The comments appeared to be largely reiterations of past pledges by Chinese officials for further market opening.
Foreign direct investment (FDI) into China rose by 3 per cent year-on-year to US$135 billion in 2018, Zhong said in the interview on Friday, according to Xinhua.
That would mark a slowdown from growth rates of 7.9 per cent in 2017 and 4.1 per cent in 2016.
But Zhong said China had maintained stable FDI growth “against a gloomy global climate”, noting that total FDI around the world had slumped by 41 per cent in the first half of last year.
China’s goods consumption is expected to gain 9.1 per cent from a year ago in 2018 to 38 trillion yuan (US$5.62 trillion), Zhong said.
He added that the ministry would further stimulate domestic consumption this year, with measures to promote urban consumption upgrades, tap into the potential in rural areas, foster modern supply chains, and boost services consumption.
“The Chinese market has huge potential and sound prospects,” Zhong said. “China is steadily marching towards the largest country of goods consumption.”
China has been pushing to broaden opportunities for private firms and foreign investors to stimulate an economy that is slowing on the back of weakening domestic demand and a trade war with the United States.
Zhong said “properly handling” trade frictions with the United States was a major task for the ministry in 2019.
The ministry would “conscientiously implement” the consensus to work towards a resolution of the trade row reached by Chinese President Xi Jinping and US counterpart Donald Trump in Argentina late last year, he added.
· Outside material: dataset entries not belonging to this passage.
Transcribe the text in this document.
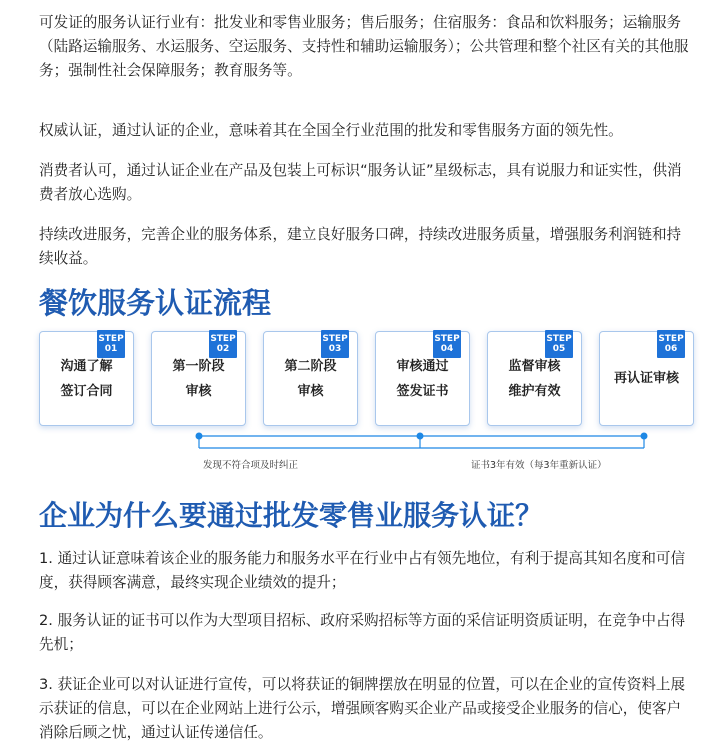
可发证的服务认证行业有：批发业和零售业服务；售后服务；住宿服务：食品和饮料服务；运输服务（陆路运输服务、水运服务、空运服务、支持性和辅助运输服务）；公共管理和整个社区有关的其他服务；强制性社会保障服务；教育服务等。

权威认证，通过认证的企业，意味着其在全国全行业范围的批发和零售服务方面的领先性。

消费者认可，通过认证企业在产品及包装上可标识“服务认证”星级标志，具有说服力和证实性，供消费者放心选购。

持续改进服务，完善企业的服务体系，建立良好服务口碑，持续改进服务质量，增强服务利润链和持续收益。

餐饮服务认证流程
STEP
01
沟通了解
签订合同
STEP
02
第一阶段
审核
STEP
03
第二阶段
审核
STEP
04
审核通过
签发证书
STEP
05
监督审核
维护有效
STEP
06
再认证审核
发现不符合项及时纠正	证书3年有效（每3年重新认证）
企业为什么要通过批发零售业服务认证？

1. 通过认证意味着该企业的服务能力和服务水平在行业中占有领先地位，有利于提高其知名度和可信度，获得顾客满意，最终实现企业绩效的提升；

2. 服务认证的证书可以作为大型项目招标、政府采购招标等方面的采信证明资质证明，在竞争中占得先机；

3. 获证企业可以对认证进行宣传，可以将获证的铜牌摆放在明显的位置，可以在企业的宣传资料上展示获证的信息，可以在企业网站上进行公示，增强顾客购买企业产品或接受企业服务的信心，使客户消除后顾之忧，通过认证传递信任。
The two sides held three days of trade talks at a vice-ministerial level in Beijing last week.
He said other priorities of the commerce ministry this year included holding the second import expo, and pushing forward pilot free-trade zones and the Hainan free-trade port.
Zhong said the commerce ministry would push for the introduction of a foreign investment law as soon as possible, improve the handling of complaints from foreign firms, and encourage foreign investment in manufacturing and hi-tech.
The ministry would also encourage foreigners to invest in central and western China, he said.